A limited generalizability of the behavioral results should be noted as a first limitation of this study. Although not significantly different from each other, it is puzzling that the absolute accuracy rates of the high brooders were somewhat higher than those of the low brooders. As for the correlations, brooding scores were correlated with the emotional disengagement score only in the high brooding group (n = 18), but not across all participants (n = 34) (see Fig. 3). This dichotomization of a quantitative measure is usually discouraged because it reduces the power or, on the other hand, overestimates the significance of the effect observed (MacCallum, Zhang, Preacher, & Rucker 2002). But the distribution of the lower brooding scores was rather narrow, whereas the other part of the brooding scores demonstrated a comparably broad distribution. On the basis of a median split, the range and standard deviation in the low brooding group (n = 19; [5–9]; M = 7.22, SD = 1.44) was much smaller, as compared with the high brooding group (n = 15; [10–17]; M = 12.50, SD = 2.28). This may explain why we observed correlations with the behavioral data only in the high brooders, not across all participants. However, more research is needed to clarify why the association between depressive brooding and accuracy rates was not present across the entire sample. A second limitation of this study is that there was no neutral condition in the emotional go/no-go task. It might therefore be that our findings are based on responding to the valence of go trials and that the no-go contrast was confounded with the valence of the face. We chose not to use neutral faces because, on the basis of a pilot study, accuracy rates for neutral faces were relatively low. We think that this was due to the fact that neutral faces can easily be evaluated as being sad. This would imply that a neutral face is not necessarily a neutral condition. Moreover, the emotional evaluation of neutral faces has been associated with increased amygdala activation (Brotman et al., 2010).

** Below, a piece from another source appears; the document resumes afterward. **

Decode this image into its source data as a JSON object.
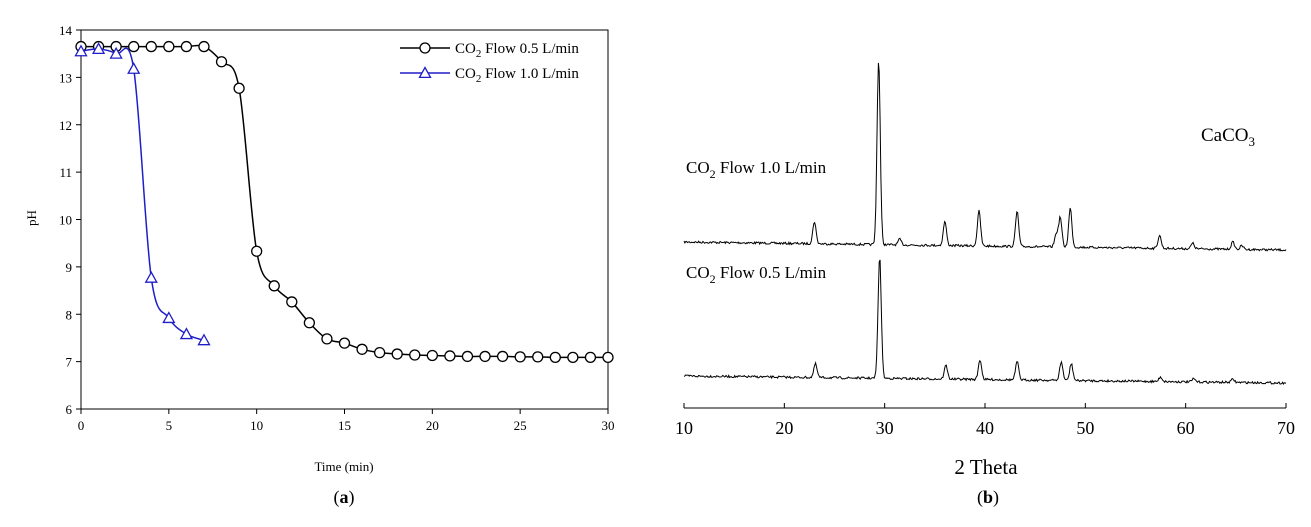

In conclusion, at the behavioral level, high brooders were less capable (i.e., made more errors) of disengaging from negative information than were low brooders. In addition, high brooders evoked more right DLPFC activation in successfully disengaging from the negative. Ultimately, our data appear to suggest that high brooders who are clinically healthy compensate for their difficulty in inhibiting negative information by recruiting more attentional control, enabling them to disengage successfully at a behavioral level. This mechanism might be based on an increased use of emotion regulation strategies. These findings are specific to healthy, nondysphoric, and never depressed high brooders. It is likely that these emotion regulation mechanisms would not function as effectively in a depressive brooder who is dysphoric. Further research is needed in depressed samples to investigate the neural correlates of attentional control when disengaging from negative information.